The writer of this article honors all black activists and the role they played in the destruction of white supremacy. Africans throughout the African Continent and the African Diaspora sacrificed and organized to garner rights for Black people throughout the world.

Most people in the world are peaceful, loving, kind, gentle, and generous. But when greed and the quest for power and control join together, it creates false narratives. Wonderful human beings, tragically are seen as naive, unsuspecting, defenseless; thus, easy targets for subjugation and exploitation.

The earth is stained with the blood of people needlessly killed by greed and the human desire to be rich and powerful. Even so, from one generation to the next people evolved in their disdain and revulsion of exploitative ideologies. Over and over the fight for human rights has been embraced by young people. They have sacrificed their lives and become ambassadors of freedom, justice, and change.

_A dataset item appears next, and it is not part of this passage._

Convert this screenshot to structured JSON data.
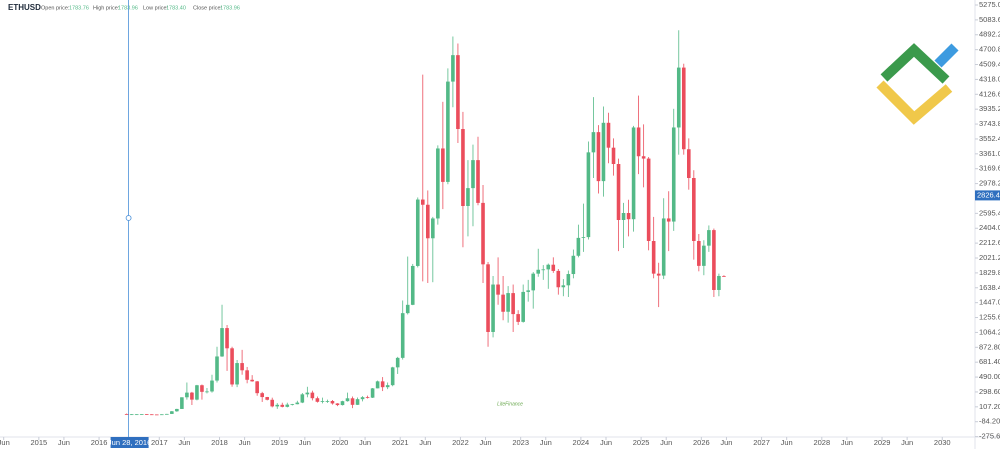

The history that Europeans would have Black people believe, says that Blacks were cursed; created inferior, and born to be submissive and subservient to an advanced race of White People. This was not true, and the history of the world bears witness to this falsehood.

White supremacy and its system of exploitation is an attack on our common humanity; it fosters hatred, violence, torture, murder; oppression, marginalization, and exploitation. White supremacy is responsible for mass graves all over the world; graves that were filled too soon.

Together, in solidarity and unity; black, white, brown, yellow, red, and white people; people from every nation, tribe, race, and culture must stand as one people. We must stand up for equality, liberty, justice, righteousness, and truth. We must stand in the Spirit of Forgiveness, Reconciliation, and Love.